Ни о чём не спрашивая, я взял бутылку пива и устроился за свободным столиком. Если меня пригласили, значит, все, кому надо, и так знают о моём визите.

Было шумно. Трактир, где я всегда ужинал, казался небесными кущами по сравнению с этим заведением. Посетители горланили пьяными голосами, слышалась отборная брань. За соседним столом мужики играли в карты, они что-то не поделили, завязалась драка. Я уже хотел перейти в другое место, но тут явился кабатчик, схватив двух смутьянов за шиворот, как нашкодивших котят, и выволок на улицу. Из-за пояса его торчала палка с металлическим шаром на конце — самодельная булава. Можно было только догадываться, сколько пробитых черепов накопилось на счету лысого верзилы при таком-то культурном уровне местного контингента.

Шёл уже девятый час, когда ко мне подошли двое. Один — бородатый мужик в двубортной жилетке и расстёгнутом длинном сюртуке, второй — молодой человек, одетый примерно так же плюс старая мятая фуражка на голове.

— Алексей Державин? — спросил бородатый.

— Он самый, — ответил я, удивлённый тем, откуда они знают мои фамилию имя.

Впрочем, если они адрес мой узнали, узнать имя — дело и подавно несложное. Либо старший дворник меня сдал, либо у Смита имелись связи в местной полиции, где хранились я был записан.

Мужик велел следовать за ним.

Мы покинули кабак через кухню, прошли узкий сырой коридор, свернули в ещё один, потом — через дверь по лестнице наверх, тут — опять дверь. Теперь мы оказались в холле с коврами и зеркалами, успокоился.

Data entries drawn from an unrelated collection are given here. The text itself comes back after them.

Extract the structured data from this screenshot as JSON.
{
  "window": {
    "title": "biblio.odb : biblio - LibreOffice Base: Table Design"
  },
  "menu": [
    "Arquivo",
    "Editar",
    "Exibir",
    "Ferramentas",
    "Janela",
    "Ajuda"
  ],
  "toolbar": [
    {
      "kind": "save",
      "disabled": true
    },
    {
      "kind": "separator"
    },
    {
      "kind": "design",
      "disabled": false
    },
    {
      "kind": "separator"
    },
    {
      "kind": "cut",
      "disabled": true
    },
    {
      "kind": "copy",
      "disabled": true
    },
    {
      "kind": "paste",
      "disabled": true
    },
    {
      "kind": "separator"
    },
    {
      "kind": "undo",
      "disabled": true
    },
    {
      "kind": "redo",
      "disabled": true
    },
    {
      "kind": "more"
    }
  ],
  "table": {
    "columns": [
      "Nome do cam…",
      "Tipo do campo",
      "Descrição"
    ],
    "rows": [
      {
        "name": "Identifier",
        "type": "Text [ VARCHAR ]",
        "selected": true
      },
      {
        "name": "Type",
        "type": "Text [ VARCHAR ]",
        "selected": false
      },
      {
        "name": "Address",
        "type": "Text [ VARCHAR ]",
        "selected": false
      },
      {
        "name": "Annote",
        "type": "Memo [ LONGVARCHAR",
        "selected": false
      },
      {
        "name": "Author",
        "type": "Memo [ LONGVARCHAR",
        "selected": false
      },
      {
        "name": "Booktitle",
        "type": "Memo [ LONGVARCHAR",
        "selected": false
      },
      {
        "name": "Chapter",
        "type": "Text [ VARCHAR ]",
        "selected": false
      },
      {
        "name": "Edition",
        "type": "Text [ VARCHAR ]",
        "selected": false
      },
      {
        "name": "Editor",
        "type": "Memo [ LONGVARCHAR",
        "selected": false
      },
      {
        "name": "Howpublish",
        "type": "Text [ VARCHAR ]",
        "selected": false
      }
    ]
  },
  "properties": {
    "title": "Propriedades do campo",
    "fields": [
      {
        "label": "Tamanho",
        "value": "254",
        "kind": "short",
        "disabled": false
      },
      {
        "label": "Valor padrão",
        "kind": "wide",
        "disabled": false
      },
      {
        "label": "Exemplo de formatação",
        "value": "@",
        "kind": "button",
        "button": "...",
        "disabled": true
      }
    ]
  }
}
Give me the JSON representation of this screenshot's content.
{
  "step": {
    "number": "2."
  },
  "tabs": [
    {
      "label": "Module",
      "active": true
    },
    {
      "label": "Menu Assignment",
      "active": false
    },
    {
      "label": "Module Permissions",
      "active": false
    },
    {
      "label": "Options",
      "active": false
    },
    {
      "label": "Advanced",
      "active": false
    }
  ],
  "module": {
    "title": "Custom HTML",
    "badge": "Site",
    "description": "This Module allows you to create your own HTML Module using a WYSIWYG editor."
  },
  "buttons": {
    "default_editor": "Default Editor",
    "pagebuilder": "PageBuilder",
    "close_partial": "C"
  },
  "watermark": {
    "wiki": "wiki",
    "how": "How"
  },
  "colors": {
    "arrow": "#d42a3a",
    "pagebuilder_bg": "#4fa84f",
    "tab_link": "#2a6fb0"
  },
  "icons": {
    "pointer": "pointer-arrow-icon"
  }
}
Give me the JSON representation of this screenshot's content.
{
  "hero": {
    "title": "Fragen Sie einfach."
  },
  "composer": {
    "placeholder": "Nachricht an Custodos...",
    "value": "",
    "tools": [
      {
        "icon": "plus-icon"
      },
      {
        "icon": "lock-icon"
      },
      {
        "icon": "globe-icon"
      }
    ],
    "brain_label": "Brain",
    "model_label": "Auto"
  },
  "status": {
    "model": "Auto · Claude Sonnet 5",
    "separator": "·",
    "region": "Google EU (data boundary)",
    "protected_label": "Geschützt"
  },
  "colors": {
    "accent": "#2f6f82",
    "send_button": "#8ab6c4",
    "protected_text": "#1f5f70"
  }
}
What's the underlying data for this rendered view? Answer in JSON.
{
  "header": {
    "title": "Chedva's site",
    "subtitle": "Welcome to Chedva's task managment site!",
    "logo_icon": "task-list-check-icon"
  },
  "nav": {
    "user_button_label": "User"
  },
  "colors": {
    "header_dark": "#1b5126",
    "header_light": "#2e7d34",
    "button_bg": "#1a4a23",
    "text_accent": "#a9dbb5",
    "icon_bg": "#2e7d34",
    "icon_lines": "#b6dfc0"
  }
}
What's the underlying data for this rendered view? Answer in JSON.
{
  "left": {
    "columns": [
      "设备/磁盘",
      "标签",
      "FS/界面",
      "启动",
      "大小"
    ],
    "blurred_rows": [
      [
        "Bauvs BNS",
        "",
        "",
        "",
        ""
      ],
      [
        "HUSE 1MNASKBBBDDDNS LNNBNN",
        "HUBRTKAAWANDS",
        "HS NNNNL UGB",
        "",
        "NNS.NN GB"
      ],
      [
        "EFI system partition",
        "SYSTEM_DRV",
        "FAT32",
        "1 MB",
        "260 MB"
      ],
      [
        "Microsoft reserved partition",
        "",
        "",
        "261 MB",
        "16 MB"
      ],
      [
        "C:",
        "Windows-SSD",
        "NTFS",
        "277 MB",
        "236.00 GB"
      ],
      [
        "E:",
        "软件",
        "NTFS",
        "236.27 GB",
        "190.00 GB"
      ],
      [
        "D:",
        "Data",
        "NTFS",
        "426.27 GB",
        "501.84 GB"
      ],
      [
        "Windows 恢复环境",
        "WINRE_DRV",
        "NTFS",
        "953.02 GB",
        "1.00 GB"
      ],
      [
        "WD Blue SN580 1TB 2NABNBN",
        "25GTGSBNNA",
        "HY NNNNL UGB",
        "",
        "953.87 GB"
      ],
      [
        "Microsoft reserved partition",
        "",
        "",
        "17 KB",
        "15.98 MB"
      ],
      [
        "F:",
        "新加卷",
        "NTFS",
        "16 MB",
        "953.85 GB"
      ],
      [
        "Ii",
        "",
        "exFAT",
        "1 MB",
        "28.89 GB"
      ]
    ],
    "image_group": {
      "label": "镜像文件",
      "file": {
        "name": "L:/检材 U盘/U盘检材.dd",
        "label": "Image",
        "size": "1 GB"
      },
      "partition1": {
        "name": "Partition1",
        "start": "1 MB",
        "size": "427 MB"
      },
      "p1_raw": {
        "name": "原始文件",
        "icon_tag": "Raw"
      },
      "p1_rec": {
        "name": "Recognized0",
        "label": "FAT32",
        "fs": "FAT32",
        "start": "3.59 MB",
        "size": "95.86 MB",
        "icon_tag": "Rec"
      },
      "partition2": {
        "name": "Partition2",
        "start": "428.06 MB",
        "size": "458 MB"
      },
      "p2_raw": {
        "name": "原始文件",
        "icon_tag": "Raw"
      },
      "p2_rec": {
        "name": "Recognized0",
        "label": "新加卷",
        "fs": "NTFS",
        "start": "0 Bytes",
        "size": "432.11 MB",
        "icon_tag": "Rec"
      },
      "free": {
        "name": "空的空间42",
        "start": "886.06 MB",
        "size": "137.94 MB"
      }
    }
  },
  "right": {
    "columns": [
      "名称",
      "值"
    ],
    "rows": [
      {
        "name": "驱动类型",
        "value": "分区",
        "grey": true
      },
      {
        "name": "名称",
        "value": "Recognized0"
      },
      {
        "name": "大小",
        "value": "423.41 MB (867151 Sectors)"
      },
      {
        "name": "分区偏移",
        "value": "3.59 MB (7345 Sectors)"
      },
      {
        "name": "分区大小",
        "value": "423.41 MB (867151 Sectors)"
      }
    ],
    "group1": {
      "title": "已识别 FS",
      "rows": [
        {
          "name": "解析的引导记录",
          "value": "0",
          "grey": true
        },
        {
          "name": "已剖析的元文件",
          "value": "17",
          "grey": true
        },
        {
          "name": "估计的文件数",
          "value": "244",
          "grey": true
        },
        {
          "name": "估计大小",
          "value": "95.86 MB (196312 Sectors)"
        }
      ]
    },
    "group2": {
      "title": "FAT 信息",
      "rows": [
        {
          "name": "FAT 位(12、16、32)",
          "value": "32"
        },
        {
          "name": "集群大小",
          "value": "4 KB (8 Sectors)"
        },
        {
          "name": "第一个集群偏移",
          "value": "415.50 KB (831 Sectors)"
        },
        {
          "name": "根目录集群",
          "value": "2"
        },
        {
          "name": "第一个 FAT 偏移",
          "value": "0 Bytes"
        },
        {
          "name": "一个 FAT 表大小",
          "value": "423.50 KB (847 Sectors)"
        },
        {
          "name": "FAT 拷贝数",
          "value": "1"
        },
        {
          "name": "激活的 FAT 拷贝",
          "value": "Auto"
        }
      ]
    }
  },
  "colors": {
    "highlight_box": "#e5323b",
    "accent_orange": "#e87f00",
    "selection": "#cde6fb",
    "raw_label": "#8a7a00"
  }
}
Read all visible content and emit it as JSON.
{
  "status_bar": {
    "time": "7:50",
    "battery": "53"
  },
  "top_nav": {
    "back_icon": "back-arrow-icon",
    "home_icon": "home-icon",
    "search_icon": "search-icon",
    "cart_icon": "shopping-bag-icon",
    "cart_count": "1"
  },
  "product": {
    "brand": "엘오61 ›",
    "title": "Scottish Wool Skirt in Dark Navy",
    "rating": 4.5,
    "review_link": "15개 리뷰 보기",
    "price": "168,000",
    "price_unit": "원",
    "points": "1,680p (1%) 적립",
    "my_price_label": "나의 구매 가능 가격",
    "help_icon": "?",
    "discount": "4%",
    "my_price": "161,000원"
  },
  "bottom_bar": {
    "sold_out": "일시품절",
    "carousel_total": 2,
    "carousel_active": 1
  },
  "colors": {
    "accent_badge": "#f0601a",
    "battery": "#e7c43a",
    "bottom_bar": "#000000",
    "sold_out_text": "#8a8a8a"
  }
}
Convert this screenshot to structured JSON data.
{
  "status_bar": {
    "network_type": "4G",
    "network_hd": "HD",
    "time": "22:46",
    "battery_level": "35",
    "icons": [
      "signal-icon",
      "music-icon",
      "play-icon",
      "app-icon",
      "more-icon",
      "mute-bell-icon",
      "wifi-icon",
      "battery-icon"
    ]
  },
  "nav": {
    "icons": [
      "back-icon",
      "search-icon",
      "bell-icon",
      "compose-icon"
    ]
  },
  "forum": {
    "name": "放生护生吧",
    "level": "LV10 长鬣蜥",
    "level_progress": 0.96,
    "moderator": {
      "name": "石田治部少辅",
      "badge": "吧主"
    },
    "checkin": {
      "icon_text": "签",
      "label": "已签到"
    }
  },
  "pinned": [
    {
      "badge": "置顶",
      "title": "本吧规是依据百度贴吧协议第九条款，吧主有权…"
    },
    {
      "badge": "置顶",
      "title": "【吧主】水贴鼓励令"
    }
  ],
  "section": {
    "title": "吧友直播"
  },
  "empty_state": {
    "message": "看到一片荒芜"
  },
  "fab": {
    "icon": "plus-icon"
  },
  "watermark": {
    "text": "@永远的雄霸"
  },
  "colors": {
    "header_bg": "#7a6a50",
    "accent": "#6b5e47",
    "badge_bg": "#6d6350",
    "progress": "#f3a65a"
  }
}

Следующая комната — за столом сидя три мужичка в жилетках, играют в карты.

Мужики едва взглянули на нас и продолжили своё дело, а мы опять побрели по петляющим коридорам. Меня словно пытались запутать.

Где-то в здании играла спокойная музыка, пахло то едой, то отходами, то ещё чем-то, а сквозь одну из открытых дверей я увидел большую залу. Там стояли столики, словно в ресторане, за столиками сидели девушки в дорогих платьях. Мужчин было гораздо меньше. Мягкие ковры, бордово-золотые обои и тяжёлые шторы создавали интимную обстановку. Похоже, там находился публичный дом, причём не из дешёвых.

Опять коридор, лестница наверх и вот — высокая дверь с двумя створками. Сопровождающий стукнул три раза молоточком.

— Кто? — рявкнул из-за двери голос.

— Это Иван. Мы к Смиту, — ответил бородатый.

Щёлкнул замок, дверь приоткрылась, и в щели показался недоверчивый глаз.

— Заходи, — буркнул владелец глаза.

Звякнула цепочка — путь был открыт. В прихожей нас встретил рыжий детина с широкой туповатой физиономией. Даже чёрный сюртук и галстук не помогали облагородить его вид — рожа всё портила.

Детина обыскал меня.

— Сюда с оружием нельзя, — он извлёк из моего кармана пистолет и положил в ящик стола. — Побудет здесь. И наденьте вот это, — он протянул мне извлечённый из того же ящика медальон на широкой ленте.

Меня не только разоружили, но ещё и магию блокировали. Прекрасно! Впрочем, если бы хотели грохнуть, вряд ли бы повели в эти апартаменты. Просто Смит, как разумный человек, соблюдал меры предосторожности.

Место, где мы оказались, напоминало жилую квартиру. По коридору налево была дверь. За ней моё утомительное путешествие окончилось.

За массивным украшенным позолотой столом сидел мужчина, облачённый в зелёный сюртук. Мужчина был крепок, имел угловатые фигуру и лицо, а его выпирающий подбородок покрывала грубая щетина. Волосы и завитые вверх усы были так обильно намазаны помадой, что казалось, с них вот-вот начнёт капать жир.

Комната выглядела пустой. Кроме стола, небольшого шкафчика для бумаг, дивана и трёх стульев тут ничего не было. Из украшений — только мраморная статуэтка ангела на камине, пара картин на стенах, да ковёр на полу. На краю стола красовался телефон — декорированный вензелями железный ящичек с диском и трубкой. Весьма редкий предмет в этом мире. Так, например, в нашем доме телефон имелся только у швейцара в парадной.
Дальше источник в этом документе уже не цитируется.